We wanted to analyze the wage gap in three facets, being the wage gap by industry, the wage gap by age, and overall trends in female employment numbers. First, we studied the female vs. male dominated industries. The industries that are female dominated are the roles that women first began assuming when the entered the workforce fifty years ago, like the industries of nurses, secretaries, and teachers. Society only recently began accepting women into other fields like business, math, and science. Diversity is now a cause that most companies champion, so the numbers of women in these fields is rising, especially for younger generations. There were some outliers in the specific industry category. There were a few occupations within the Business, Management, and Financial industry that were majority female and also had a higher average median salary for women than for men. The wage gap in female vs. male dominated industries was higher for male dominated industries.

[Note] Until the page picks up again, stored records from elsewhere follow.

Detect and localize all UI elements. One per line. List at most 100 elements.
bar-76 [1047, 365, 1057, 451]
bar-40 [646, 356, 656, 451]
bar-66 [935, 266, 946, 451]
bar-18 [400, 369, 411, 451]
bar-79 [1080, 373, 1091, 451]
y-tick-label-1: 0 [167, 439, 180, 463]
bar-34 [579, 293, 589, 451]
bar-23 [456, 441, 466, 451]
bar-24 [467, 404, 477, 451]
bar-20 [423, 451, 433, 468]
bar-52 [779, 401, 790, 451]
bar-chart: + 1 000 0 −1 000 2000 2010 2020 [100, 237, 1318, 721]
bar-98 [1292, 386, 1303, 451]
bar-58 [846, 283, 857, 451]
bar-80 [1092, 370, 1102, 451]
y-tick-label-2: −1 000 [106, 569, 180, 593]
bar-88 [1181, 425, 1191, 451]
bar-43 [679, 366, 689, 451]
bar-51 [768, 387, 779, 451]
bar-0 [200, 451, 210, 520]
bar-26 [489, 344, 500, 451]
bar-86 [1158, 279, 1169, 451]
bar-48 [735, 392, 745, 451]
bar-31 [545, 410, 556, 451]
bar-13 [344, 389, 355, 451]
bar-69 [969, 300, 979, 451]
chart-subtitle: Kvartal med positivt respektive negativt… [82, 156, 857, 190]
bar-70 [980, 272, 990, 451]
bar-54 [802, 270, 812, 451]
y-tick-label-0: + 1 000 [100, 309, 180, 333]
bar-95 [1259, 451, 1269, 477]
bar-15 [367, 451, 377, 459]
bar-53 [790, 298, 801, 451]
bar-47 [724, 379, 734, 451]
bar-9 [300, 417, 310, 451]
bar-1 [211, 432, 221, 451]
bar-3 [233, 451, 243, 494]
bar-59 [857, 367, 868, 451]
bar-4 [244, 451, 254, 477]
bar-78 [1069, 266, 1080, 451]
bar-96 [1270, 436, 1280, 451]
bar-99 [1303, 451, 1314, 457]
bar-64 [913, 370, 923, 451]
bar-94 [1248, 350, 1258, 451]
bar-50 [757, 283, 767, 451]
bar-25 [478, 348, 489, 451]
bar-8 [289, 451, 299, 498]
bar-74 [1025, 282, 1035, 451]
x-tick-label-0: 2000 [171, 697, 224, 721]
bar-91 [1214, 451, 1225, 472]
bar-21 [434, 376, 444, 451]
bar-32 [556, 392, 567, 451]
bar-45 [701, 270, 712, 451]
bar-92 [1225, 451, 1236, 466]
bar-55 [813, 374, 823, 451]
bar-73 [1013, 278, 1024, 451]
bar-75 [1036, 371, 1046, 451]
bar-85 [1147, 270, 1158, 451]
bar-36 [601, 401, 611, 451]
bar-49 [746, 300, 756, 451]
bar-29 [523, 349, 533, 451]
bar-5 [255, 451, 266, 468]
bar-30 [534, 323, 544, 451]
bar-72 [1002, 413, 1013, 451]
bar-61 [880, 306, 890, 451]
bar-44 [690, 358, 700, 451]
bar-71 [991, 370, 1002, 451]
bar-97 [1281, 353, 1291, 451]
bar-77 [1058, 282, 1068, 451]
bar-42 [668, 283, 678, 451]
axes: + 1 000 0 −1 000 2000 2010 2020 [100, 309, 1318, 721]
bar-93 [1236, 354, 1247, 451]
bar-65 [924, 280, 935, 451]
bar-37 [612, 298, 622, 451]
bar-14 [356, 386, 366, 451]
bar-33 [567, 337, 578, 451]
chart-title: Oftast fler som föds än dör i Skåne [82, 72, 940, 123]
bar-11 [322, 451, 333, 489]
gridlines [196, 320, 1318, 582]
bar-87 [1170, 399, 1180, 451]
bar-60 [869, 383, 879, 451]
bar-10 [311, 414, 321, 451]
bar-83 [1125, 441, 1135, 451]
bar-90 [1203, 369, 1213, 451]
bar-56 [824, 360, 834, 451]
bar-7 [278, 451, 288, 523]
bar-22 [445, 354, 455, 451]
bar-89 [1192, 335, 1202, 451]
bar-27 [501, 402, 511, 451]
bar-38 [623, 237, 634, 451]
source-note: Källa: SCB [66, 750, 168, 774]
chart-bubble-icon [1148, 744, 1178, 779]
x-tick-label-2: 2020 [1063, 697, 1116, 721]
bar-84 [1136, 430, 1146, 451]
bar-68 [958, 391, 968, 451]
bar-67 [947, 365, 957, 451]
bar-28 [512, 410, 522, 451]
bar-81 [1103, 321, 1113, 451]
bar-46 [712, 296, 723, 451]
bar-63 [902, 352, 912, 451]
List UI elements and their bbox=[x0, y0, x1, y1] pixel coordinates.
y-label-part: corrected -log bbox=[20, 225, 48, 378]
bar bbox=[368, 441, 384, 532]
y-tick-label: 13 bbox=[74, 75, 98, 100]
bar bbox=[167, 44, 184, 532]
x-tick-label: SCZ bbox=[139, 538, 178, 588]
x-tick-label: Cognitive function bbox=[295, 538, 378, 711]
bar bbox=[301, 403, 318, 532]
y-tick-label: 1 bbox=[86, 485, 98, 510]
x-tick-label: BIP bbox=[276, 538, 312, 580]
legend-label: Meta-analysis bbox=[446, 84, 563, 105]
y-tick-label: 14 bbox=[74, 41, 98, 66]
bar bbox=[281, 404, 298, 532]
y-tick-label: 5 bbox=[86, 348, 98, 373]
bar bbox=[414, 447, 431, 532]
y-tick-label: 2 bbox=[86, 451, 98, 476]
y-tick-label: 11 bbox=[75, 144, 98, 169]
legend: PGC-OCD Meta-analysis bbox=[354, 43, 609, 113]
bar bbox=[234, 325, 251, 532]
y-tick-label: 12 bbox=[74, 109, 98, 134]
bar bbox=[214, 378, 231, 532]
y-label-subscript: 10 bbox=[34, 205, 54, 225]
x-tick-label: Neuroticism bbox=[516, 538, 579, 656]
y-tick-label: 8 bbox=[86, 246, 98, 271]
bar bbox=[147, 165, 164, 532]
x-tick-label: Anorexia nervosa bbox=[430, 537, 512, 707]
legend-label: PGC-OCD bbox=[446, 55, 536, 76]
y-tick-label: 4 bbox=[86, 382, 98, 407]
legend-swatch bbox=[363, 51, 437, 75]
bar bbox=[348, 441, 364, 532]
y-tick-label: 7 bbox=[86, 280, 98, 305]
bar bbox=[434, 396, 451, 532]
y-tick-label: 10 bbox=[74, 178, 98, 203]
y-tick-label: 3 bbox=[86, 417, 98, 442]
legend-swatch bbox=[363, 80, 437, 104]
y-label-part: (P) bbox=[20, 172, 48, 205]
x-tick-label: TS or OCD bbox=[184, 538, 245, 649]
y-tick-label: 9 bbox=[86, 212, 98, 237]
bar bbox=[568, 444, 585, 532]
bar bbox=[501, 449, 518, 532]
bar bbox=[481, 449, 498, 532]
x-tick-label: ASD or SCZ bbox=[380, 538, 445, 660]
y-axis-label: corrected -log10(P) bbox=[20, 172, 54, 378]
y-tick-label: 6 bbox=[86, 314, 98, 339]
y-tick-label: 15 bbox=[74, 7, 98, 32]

While the men made on average more than the females in both categories, the difference in average wage between males and females in female dominated industries was about $5,000 and the difference in average wage between males and females in male dominated industries was about $9,000.
Next, we analyzed each industry on a deeper level to see if any industries were outliers and the females made more than males and if there were any underlying causes for the wage gap in certain industries. The largest differences in average median salaries for males and females exists in the Business, Management, and Financial industry and the Computer, Engineering, and Science; gaps of $15,000 and $11,000 respectively. These industries are both male dominated industries, so we would expect the gaps to be larger. Also, many of the jobs in these business and engineering fields have been historically held by men, especially the baby boomer generation. We see in our other analyses that younger women have started asserting themselves more into the workforce right out of college. More women are joinging these fields, but the people who would be making the large salaries who have worked in those roles for a while are males.
The next analysis we completed was wage gap by age. The main conclusion from these graphs is that the desparity of pay among females and males is overall getting better, however, some age groups have been effected more than others. The graphs revealed that the older generations are still seeing a large gap than young, college educated females that are entering the work force. It This graph also coincides nicely with the historic events that have happened in parallel for females all the way from getting the right to vote to not being discriminated against because of their sex in the work place. Based on these trends the wage gap for females ages 20-34 years old may be nonexistent in the near future.
Finally, the last analysis we completed was for overall female employement. The main conclusion from this graph is that even though we see the wage gap decreasing between male and females, the ratio of females and males that work full-time and part-time throughout the years only varied slightly. A big reason that these ratios may have stayed the same is because as time has gone on, the need for jobs has only increased. Just because more females are now in the work force does not mean less men are working overall. With technology advancements and other inventions, the need for jobs is higher than ever.